On Night 2, Weezer revisits a dark time
By MARK GUARINO | Chicago Sun-Times
Last Modified: Jan 9, 2011 09:16PM
How did Rivers Cuomo, a guy who looks like Rick Moranis and who sings about sexual frustration and reluctant fame, end up one of the most beloved rock stars of his generation?
He successfully turned his band Weezer into a well-oiled franchise padded by self-induced myth and clever branding. Once an anomaly in the grunge era, this little band is now almost grandfatherly, headlining major rock festivals and using nostalgia to illustrate just how much it remained relevant throughout almost two decades of revolutionary change in the music industry and fads that came and went.
Endurance became the mission statement of this current “Memories” tour, which repurposes the Weezer brand as accessible and classic.
Concertgoers at the Aragon Saturday, the second of two nights, were handed special horn-rimmed glasses so everyone could have the Cuomo look while standing before the man himself. An intermission featured kids from a suburban School of Rock performing Weezer songs. A slide show hosted by Karl Koch, a chuckling band associate, guided viewers through the band’s early days using pictures of handmade concert bills and studio photos.
Thankfully, the self-referential overkill became ancillary when it came time for the band to actually play. The night’s first half capitalized on the best of what Weezer has to offer: snarling pop songs that sound too big to be contained in one sitting. During “Perfect Situation,” Cuomo directed his audience to sing the wordless chorus, “like they were in a cathedral,” but even then it didn’t seem big enough.
The band, including guitarists Pat Wilson and Brian Bell and skip-stepping bassist Scott Shrine (plus touring drummer Josh Freese), first played a setlist that counted backward, starting with “Hurley,” (Geffen), and ending with Weezer’s self-titled 1994 debut, also known as The Blue Album. [The band devoted its Friday show to that album.]
The 16-year journey backward showed a band bouncing between extremes in a matter of years. Crisp power pop (“You Gave Your Love to Me Softly”) was ushered beside ironic anthems (“The Greatest Man That Ever Lived”). The slowest and most experimental song (“Only in Dreams”) happened to be the last performed and also the oldest played. Weezer’s de-evolution (as Devo might call it) showed a band that in its early days was willing to tweak convention but ended up more self-conscious as the years went by.
The second half was a song-by-song re-creation of “Pinkerton,” the band’s 1996 album that was brushed aside the year it came out but is since regarded as the band’s most ambitious effort.

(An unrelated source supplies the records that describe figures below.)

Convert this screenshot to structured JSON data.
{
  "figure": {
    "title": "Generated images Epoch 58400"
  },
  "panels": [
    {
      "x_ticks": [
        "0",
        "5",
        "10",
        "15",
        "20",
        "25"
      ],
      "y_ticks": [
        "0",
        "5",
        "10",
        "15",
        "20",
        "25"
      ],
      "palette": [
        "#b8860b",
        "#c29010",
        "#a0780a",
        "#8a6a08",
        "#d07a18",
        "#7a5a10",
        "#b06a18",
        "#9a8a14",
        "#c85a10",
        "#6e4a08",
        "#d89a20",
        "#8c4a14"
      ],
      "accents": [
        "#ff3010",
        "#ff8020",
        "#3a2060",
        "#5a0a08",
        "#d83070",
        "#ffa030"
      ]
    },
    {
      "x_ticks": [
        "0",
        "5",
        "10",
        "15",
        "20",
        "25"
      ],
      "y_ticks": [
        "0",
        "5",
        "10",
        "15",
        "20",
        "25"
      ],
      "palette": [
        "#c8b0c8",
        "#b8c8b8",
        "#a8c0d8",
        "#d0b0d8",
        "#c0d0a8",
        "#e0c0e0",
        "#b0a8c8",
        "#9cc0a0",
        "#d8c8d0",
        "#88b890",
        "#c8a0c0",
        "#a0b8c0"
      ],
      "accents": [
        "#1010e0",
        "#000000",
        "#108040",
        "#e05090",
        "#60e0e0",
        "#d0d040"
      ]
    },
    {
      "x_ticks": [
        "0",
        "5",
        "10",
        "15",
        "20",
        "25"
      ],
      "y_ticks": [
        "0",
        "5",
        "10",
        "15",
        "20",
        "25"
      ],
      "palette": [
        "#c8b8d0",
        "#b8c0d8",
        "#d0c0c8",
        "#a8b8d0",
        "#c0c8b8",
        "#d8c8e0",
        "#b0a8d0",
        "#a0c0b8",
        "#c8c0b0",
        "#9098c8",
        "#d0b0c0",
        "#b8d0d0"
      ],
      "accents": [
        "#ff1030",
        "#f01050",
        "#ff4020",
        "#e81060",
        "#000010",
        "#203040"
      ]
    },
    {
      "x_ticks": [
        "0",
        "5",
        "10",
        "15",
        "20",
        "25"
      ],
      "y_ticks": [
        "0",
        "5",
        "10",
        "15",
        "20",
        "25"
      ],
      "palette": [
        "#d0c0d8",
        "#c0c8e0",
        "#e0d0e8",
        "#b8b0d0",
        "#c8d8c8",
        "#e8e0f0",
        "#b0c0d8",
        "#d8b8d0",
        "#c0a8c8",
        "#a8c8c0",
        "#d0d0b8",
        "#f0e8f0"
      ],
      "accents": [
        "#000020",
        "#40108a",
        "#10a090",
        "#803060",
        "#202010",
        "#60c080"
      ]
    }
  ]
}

Performing them was a different band that opened. This Weezer was less animated and more sober-toned. Cuomos, shed of his frames, stayed put behind his microphone as opposed to earlier in the night, when he spent much of the set on the floor in the audience or hunched over atop stage monitors.
Because this was Weezer, the “Pinkerton” songs had majestic choruses, but they were messier and less crafted, which puts into question why this dark horse is even considered special. There were dirges (“Getchoo”) and dense, sloppy pop songs (“Pink Triangle”) but playing them, the band looked guarded and intent on getting it over with as soon as possible. Who could blame them: the dark period “Pinkerton” represents for Weezer was just a temporary stop in what turned out to be an otherwise charmed career.